Evanier doesn’t just beat up on Wertham, the man many consider to be the ruiner of comics, but raises real points that Wertham conveniently overlooked or ignored. The author shares his fantasy of going up to the psychiatrist’s office and having an imaginary debate with him, where Wertham is apologetic and argues that he was trying his best. However — this imaginary conversation is not the only evidence that Wertham ended up being at least somewhat repentant — while his most famous work was Seduction of the Innocent, almost twenty years later he wrote a second volume — The World of Fanzines, much lesser-known — about the fandom that encourages the exchange of ideas in self-published forms and how beneficial that fandom is to young minds. And, of course, that fandom is of sci-fi, fantasy and, in general, comic books — including uncensored comics.

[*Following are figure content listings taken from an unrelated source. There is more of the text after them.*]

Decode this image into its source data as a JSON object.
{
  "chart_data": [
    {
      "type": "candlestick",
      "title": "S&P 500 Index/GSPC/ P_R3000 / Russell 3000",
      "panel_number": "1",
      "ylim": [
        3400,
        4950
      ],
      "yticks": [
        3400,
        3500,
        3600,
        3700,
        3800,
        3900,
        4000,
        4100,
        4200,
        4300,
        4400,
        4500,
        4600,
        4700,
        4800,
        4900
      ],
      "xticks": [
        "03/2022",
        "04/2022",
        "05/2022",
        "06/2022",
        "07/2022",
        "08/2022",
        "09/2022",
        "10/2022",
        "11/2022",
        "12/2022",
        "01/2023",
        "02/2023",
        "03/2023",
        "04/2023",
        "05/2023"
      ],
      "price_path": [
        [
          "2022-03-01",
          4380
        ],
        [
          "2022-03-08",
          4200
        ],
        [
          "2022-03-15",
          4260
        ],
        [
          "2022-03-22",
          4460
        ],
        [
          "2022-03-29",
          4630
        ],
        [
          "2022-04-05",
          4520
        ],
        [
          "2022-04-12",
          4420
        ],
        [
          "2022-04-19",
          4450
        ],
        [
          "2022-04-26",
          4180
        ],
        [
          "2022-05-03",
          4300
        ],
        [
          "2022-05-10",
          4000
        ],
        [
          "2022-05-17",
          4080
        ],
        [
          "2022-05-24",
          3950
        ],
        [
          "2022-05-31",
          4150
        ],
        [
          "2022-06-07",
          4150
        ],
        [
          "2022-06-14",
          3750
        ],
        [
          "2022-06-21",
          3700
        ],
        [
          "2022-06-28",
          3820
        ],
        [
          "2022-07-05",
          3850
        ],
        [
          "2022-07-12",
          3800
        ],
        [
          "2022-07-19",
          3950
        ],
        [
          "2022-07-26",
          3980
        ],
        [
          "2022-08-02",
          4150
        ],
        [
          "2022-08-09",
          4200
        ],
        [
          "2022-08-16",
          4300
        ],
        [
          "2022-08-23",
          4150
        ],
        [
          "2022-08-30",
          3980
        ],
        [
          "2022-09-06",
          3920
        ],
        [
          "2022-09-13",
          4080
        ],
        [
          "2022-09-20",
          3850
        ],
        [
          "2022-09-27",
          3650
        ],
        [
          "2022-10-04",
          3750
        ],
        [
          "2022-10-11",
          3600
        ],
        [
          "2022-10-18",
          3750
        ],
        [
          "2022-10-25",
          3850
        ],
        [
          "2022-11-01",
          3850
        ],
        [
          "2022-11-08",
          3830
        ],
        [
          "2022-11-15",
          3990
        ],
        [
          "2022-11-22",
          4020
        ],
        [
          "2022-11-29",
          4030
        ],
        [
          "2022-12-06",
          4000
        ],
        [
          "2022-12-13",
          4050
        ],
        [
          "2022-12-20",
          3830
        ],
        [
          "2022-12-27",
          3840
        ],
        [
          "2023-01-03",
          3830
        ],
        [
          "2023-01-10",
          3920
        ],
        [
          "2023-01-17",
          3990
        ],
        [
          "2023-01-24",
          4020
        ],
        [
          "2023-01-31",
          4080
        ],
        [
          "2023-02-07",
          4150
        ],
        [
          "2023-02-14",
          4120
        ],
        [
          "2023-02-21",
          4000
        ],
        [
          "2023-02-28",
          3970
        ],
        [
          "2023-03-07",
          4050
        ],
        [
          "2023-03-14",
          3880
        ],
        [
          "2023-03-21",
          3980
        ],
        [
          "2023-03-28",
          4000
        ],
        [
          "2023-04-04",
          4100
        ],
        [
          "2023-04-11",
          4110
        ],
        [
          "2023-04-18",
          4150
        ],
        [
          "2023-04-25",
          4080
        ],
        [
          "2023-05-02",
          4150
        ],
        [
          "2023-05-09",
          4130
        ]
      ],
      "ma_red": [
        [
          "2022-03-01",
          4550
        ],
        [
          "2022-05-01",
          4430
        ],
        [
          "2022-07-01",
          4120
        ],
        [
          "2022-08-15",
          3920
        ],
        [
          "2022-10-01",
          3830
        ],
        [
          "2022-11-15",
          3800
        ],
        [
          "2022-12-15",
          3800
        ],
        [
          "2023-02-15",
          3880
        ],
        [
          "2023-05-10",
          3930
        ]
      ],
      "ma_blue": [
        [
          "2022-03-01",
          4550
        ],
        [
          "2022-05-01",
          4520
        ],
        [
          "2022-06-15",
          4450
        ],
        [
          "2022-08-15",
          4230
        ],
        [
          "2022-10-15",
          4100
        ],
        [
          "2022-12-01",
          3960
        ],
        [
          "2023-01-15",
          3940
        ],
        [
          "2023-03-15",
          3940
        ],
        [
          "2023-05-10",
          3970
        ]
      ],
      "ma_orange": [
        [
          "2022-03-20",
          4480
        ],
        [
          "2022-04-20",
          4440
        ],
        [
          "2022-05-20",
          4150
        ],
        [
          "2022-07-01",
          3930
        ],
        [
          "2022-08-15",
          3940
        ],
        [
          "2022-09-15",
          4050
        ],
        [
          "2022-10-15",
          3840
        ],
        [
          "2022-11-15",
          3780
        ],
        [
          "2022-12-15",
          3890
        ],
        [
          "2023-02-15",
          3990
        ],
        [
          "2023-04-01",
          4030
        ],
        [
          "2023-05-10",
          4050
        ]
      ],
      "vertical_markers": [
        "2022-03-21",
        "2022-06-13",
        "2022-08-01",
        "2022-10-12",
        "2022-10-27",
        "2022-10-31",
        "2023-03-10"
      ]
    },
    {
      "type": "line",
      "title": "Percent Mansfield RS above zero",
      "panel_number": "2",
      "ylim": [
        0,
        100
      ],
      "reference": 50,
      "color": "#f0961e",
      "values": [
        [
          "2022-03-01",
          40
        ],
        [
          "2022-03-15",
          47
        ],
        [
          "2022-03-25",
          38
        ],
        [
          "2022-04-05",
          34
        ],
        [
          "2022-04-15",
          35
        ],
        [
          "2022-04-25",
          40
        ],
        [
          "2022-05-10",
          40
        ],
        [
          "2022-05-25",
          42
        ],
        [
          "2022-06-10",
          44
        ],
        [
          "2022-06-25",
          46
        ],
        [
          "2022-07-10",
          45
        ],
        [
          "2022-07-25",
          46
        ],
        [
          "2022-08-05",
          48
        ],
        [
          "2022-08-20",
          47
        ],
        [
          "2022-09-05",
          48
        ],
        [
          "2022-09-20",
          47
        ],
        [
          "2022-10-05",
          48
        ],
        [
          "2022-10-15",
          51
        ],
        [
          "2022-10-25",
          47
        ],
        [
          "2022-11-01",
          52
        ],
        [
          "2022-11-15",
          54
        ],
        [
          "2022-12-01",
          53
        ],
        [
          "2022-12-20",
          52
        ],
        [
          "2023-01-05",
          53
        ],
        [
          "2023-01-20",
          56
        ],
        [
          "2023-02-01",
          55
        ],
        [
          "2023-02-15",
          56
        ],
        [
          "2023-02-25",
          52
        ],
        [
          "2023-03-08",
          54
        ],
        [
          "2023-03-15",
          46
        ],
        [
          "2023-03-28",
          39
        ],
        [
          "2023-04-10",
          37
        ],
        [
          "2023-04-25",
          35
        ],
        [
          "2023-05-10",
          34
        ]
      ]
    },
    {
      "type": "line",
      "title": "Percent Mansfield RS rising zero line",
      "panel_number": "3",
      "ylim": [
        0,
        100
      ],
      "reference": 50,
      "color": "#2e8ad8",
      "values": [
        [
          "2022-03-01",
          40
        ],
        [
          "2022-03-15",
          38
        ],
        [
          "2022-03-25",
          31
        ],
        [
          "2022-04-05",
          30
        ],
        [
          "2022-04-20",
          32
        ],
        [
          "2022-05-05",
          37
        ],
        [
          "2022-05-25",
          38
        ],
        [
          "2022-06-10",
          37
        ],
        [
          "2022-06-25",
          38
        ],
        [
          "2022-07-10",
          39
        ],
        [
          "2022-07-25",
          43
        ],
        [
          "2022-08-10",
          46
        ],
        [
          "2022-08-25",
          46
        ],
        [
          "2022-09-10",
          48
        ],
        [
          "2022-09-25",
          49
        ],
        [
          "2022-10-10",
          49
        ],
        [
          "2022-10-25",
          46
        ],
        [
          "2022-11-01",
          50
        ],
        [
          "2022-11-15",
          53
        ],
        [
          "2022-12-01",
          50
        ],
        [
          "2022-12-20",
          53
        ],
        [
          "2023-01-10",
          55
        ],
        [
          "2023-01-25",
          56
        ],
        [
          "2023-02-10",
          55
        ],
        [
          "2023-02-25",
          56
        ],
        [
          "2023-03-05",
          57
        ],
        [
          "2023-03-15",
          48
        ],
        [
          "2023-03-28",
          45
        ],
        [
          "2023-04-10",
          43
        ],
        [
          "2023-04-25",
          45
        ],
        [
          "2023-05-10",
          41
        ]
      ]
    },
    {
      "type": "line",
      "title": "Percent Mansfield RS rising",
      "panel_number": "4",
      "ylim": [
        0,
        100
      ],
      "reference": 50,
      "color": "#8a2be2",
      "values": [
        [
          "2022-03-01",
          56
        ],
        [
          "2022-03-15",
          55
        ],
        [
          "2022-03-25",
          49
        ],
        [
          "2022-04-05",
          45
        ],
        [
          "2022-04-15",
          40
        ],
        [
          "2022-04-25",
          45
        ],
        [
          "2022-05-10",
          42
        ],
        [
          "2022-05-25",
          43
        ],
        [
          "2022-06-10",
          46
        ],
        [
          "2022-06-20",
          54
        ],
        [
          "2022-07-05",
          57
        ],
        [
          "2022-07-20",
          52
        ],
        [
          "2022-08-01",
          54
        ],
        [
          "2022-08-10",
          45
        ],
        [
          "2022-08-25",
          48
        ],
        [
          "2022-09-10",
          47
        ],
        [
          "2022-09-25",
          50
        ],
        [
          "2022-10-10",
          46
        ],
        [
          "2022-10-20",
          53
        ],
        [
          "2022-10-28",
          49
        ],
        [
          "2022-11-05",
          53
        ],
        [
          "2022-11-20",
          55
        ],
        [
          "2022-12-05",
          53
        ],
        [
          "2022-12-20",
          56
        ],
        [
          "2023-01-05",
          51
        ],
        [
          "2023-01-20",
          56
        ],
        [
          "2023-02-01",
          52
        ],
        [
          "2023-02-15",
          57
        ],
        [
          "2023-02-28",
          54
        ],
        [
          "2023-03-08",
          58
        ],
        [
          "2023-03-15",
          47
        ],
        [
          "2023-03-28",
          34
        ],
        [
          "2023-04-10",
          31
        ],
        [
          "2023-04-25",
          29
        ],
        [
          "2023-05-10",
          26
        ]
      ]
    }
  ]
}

While the title essay is the heart of the book, Evanier’s other essays are, as always, equally worthy. There’s the unfortunately high amount of obituaries that Evanier had to write, like in the other two books of POV columns, including the wonderful one of Charles Schulz and one of Gil Kane. Other highlights include his look at the Bob Kane/Bill Finger controversy on who created Batman, along with a lot of history on Bob Kane and his work methods (mostly farming out and signing his name) — but this essay is not an attempt to besmirch Kane’s name. Evanier goes out and points out the pros-and-cons to the Bill Finger Co-Creator argument, and the good that Bob Kane did as well. And, there’s always Evanier’s stories about trying to find a decent canned orange juice and the quest for perfect ribs at Love’s Barbecue Restaurants.

Mark Evanier’s work is always a joy to read and this is no exception. If you don’t believe me, check out his blog. I give you about 2 weeks of following it before you order his books yourself. Tops.